Whatever it is, Simon’s got me on the edge faster than even modern mechanics has managed.

The only thing stopping me from toppling over is fear. Worry of what he’ll think of me if I do. It’s ingrained into the fiber of my being. Drilled into my head that this isn’t something I should want or crave.

“ Simon .” I choke out his name. Needing reassurance. Needing to know I’m as safe with him as I think I am.

His lips drag to my ear, his breath warm as encouragement spills between them. “That’s it, baby. Come for me. Give me just a little bit of what I want tonight.”

Hearing my pleasure isn’t simply an acceptable byproduct of what’s happening, but something he’s actively pursuing, is more than I expected, but exactly what I need.

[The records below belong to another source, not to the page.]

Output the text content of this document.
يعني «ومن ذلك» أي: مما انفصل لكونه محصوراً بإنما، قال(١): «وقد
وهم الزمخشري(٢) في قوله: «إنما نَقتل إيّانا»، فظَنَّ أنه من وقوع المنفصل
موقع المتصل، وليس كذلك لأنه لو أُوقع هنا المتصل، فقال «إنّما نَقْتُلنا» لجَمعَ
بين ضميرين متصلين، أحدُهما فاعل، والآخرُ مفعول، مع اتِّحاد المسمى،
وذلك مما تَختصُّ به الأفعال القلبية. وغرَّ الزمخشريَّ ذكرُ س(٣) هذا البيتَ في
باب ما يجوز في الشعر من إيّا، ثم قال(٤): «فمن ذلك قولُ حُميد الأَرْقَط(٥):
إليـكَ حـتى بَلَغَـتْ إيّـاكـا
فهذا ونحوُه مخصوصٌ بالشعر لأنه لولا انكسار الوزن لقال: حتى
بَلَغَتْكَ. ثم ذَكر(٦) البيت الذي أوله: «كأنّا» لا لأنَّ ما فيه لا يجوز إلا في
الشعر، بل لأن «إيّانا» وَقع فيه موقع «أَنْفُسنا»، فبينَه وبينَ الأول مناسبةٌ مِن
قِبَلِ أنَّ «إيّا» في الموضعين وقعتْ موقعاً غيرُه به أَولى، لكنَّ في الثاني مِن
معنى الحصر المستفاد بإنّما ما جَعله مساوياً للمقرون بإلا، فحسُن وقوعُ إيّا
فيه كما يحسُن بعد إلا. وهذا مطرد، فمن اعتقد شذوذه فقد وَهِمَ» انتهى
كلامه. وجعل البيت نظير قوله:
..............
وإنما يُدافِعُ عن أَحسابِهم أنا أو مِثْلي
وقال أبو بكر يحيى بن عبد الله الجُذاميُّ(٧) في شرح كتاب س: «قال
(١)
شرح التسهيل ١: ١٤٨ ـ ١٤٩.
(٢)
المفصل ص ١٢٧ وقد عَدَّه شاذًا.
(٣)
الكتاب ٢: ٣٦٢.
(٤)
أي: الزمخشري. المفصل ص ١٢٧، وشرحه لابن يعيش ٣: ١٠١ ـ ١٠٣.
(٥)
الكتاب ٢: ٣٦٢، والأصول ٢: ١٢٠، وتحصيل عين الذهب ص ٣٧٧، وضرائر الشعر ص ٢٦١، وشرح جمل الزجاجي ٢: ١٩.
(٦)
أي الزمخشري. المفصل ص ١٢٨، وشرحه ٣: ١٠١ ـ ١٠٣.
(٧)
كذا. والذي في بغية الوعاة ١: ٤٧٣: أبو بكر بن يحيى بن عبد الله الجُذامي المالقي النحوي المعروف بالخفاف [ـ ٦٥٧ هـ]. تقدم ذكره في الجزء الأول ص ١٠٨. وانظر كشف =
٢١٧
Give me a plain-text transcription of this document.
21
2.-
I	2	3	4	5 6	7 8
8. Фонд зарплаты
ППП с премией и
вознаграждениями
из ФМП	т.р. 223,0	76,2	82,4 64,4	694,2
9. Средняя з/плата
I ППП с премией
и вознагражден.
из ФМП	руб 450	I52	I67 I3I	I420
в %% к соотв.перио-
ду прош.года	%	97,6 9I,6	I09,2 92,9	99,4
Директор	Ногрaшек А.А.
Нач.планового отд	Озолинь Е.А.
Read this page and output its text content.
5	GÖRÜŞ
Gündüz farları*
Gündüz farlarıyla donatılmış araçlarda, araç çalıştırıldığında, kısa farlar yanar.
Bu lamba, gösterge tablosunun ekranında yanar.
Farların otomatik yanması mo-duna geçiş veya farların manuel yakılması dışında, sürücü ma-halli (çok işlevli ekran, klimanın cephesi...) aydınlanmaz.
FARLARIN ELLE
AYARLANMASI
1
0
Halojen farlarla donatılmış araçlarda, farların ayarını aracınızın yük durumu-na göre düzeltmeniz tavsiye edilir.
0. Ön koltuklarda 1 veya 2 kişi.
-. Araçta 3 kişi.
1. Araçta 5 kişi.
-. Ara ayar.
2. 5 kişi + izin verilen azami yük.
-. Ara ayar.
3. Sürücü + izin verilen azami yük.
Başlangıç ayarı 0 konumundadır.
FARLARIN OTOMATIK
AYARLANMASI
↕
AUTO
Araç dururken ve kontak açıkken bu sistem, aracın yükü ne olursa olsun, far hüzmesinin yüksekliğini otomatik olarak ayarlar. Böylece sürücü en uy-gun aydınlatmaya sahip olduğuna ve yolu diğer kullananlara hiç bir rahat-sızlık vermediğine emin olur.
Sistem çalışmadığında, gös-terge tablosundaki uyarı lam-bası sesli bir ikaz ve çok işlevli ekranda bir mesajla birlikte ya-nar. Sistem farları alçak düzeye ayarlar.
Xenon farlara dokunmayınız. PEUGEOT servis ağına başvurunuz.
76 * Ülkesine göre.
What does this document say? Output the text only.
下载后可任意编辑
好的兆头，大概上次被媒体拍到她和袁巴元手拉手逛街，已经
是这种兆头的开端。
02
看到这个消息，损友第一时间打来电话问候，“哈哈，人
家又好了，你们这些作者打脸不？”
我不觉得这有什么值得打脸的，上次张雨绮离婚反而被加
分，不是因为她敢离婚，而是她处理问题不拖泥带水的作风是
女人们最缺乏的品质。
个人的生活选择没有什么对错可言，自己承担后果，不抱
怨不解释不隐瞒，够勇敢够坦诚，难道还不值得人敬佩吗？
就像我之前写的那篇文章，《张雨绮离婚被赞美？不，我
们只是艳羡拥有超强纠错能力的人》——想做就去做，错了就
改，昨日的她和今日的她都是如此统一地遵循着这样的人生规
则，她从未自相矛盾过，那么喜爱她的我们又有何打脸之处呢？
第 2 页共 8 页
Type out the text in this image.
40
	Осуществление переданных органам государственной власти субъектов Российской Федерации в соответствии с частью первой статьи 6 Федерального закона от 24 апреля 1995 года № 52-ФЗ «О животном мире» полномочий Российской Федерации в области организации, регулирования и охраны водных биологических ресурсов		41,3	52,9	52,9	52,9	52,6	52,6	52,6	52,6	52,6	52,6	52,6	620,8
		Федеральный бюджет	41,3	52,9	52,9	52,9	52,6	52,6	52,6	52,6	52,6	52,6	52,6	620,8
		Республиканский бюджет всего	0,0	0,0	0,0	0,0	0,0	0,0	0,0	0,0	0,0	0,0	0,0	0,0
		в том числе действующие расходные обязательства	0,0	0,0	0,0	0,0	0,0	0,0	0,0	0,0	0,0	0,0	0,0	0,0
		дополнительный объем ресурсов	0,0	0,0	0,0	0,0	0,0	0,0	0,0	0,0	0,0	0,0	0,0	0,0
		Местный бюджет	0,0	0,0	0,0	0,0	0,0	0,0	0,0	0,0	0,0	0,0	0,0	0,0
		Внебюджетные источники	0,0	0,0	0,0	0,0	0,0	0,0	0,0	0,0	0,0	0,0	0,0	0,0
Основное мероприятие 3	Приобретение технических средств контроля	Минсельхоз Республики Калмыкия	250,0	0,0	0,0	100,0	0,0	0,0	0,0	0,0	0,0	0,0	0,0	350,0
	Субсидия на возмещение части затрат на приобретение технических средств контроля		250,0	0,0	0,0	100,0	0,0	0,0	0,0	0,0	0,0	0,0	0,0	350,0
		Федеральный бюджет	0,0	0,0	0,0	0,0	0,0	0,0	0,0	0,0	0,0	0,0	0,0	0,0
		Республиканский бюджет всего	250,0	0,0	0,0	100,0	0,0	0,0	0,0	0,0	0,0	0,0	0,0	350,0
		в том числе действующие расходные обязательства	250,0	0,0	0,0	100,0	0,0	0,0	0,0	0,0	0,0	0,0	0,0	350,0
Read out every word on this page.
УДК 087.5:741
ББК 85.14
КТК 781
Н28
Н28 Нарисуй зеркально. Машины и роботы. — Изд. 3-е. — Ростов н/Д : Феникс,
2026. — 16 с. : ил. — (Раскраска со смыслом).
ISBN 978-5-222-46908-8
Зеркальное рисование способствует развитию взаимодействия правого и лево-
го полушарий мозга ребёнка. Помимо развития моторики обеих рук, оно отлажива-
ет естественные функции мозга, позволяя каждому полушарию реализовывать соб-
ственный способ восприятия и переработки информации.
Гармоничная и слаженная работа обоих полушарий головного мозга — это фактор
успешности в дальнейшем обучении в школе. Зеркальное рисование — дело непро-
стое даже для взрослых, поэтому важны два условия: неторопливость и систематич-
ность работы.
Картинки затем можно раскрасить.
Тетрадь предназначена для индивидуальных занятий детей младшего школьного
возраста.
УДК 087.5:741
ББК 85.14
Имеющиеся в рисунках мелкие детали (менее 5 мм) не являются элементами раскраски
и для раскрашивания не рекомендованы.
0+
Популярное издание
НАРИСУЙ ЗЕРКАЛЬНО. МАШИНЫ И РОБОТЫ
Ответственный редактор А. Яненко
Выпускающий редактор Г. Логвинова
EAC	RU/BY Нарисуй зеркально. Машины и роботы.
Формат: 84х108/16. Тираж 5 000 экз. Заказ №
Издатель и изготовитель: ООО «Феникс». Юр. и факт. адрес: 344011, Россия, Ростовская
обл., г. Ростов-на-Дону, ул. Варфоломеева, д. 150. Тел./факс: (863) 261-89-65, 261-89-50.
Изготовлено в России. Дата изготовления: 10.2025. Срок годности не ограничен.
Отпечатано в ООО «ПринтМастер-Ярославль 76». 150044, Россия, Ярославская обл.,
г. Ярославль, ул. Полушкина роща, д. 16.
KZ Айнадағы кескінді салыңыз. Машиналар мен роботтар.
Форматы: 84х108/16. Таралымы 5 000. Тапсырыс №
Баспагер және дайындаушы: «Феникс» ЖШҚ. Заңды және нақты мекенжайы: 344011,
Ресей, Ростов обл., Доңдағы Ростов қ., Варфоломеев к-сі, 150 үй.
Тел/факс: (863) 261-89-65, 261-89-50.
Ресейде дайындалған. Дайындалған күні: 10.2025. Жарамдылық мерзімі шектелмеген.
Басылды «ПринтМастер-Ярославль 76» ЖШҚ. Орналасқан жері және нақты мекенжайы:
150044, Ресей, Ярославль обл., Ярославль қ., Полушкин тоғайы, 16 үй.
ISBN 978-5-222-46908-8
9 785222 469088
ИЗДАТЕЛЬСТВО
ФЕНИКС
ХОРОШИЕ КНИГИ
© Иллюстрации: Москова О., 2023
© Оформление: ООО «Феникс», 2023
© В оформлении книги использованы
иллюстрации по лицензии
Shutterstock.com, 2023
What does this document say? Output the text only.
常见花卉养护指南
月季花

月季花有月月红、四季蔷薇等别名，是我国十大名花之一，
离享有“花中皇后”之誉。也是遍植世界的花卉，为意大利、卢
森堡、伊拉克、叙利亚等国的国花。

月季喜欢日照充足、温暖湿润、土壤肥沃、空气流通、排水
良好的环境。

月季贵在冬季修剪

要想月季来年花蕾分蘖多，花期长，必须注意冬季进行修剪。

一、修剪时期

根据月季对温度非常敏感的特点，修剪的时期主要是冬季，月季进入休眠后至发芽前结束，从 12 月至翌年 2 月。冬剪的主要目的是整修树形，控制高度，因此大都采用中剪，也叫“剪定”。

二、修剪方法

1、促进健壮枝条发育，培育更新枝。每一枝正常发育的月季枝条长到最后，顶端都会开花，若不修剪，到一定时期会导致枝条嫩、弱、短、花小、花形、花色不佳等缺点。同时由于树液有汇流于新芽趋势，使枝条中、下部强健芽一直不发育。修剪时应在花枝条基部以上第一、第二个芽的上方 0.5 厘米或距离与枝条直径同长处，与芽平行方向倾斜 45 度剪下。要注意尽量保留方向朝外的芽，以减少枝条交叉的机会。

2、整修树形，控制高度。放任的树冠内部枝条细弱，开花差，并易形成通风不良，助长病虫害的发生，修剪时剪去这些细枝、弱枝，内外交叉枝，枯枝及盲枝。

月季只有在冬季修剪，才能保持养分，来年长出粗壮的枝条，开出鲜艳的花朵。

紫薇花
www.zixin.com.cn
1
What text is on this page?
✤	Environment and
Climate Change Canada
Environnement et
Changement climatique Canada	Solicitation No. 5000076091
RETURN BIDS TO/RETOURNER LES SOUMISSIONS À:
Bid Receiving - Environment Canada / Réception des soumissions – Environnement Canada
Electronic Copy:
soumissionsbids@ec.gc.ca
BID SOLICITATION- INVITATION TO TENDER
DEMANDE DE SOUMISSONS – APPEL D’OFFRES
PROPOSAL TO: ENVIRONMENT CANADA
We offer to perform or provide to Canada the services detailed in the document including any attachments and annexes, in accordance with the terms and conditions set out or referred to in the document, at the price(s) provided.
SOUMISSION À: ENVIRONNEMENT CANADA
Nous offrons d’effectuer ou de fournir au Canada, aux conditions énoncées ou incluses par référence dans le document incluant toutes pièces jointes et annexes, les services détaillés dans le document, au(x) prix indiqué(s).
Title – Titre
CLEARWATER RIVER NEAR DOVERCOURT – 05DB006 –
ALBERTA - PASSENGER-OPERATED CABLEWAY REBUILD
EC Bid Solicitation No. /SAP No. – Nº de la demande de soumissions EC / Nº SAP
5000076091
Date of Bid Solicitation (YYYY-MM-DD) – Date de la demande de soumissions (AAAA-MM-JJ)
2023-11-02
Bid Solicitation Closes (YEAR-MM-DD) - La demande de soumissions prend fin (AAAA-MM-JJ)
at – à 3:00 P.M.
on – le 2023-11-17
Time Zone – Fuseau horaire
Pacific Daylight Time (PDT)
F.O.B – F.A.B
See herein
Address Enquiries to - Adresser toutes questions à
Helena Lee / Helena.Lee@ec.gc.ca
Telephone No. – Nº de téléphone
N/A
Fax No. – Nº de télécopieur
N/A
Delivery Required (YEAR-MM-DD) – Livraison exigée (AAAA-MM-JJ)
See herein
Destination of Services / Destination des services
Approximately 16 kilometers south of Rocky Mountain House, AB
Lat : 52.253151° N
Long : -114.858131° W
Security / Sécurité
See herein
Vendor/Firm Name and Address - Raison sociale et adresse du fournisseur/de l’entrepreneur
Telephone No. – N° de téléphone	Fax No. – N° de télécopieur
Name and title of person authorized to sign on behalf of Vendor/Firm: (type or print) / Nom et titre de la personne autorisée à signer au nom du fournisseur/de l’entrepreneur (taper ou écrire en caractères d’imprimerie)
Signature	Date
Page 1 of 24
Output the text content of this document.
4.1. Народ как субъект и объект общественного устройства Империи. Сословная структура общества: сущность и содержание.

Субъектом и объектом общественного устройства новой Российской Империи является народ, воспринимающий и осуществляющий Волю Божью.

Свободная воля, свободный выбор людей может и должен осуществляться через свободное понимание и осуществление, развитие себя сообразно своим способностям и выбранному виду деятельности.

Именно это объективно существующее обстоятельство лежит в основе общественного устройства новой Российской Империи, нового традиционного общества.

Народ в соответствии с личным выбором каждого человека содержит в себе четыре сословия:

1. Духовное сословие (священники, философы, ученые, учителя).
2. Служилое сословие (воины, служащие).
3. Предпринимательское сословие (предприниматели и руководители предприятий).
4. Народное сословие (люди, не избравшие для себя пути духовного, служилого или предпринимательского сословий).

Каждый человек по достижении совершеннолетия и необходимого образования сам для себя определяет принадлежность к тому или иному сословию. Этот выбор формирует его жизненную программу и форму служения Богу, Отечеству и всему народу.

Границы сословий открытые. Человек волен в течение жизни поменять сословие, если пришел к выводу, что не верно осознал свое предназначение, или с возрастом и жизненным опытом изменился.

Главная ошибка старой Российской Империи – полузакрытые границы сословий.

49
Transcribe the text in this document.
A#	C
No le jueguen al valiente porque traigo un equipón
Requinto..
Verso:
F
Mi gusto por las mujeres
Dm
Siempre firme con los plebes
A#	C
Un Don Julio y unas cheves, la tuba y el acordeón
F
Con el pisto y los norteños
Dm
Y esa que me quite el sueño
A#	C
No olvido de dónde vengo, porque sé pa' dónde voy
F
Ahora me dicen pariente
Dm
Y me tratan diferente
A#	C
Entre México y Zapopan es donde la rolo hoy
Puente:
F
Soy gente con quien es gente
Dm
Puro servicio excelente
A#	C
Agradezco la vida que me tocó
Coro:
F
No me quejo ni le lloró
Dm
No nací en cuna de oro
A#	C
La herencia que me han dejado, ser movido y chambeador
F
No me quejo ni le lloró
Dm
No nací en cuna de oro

The next time he grinds against me, I cry out, pleasure unlike anything I’ve ever experienced washing over me. Through me.

“That’s my girl.” Simon continues working his body against mine, his broad chest expanding with heavy breaths as the world spins out around me.

I cling to him. Not because I’m afraid he’ll drop me, but because I think he might be the only thing anchoring me to this world.

To this moment. And I don’t want to leave it.

Don’t want to let it go. Don’t want to lose what it’s giving me.

Because as high as I felt after singing on stage, it was nothing compared to how I feel right now.

For the first time ever, I feel alive.

Simon’s head lifts, his hooded eyes moving over my flushed face. “Fucking beautiful.” After brushing a kiss across my forehead, he slowly lowers my legs, holding me tight as my feet hit the ground.

I’m still dazed and a little out of it when movement catches my eye. I blink hard, thinking I’m simply still fogged by the cloud of release. But then I hear rustling coming from the same area.

Simon must hear it too, because his whole body stiffens, going on alert.

Slowly, his head turns in the direction of the fence behind him.

I don’t know who the wooded area at the other side of it belongs to, but they sure don’t do much to maintain it.

The overgrowth obscures anything—or anyone—who might be lingering in the shadows.

Never once have I worried about it, but right now, a chill snakes down my spine as my eyes follow the line of the fence as it runs right up alongside my house.

Because I’m pretty sure someone on the other side of that fence just watched me get off.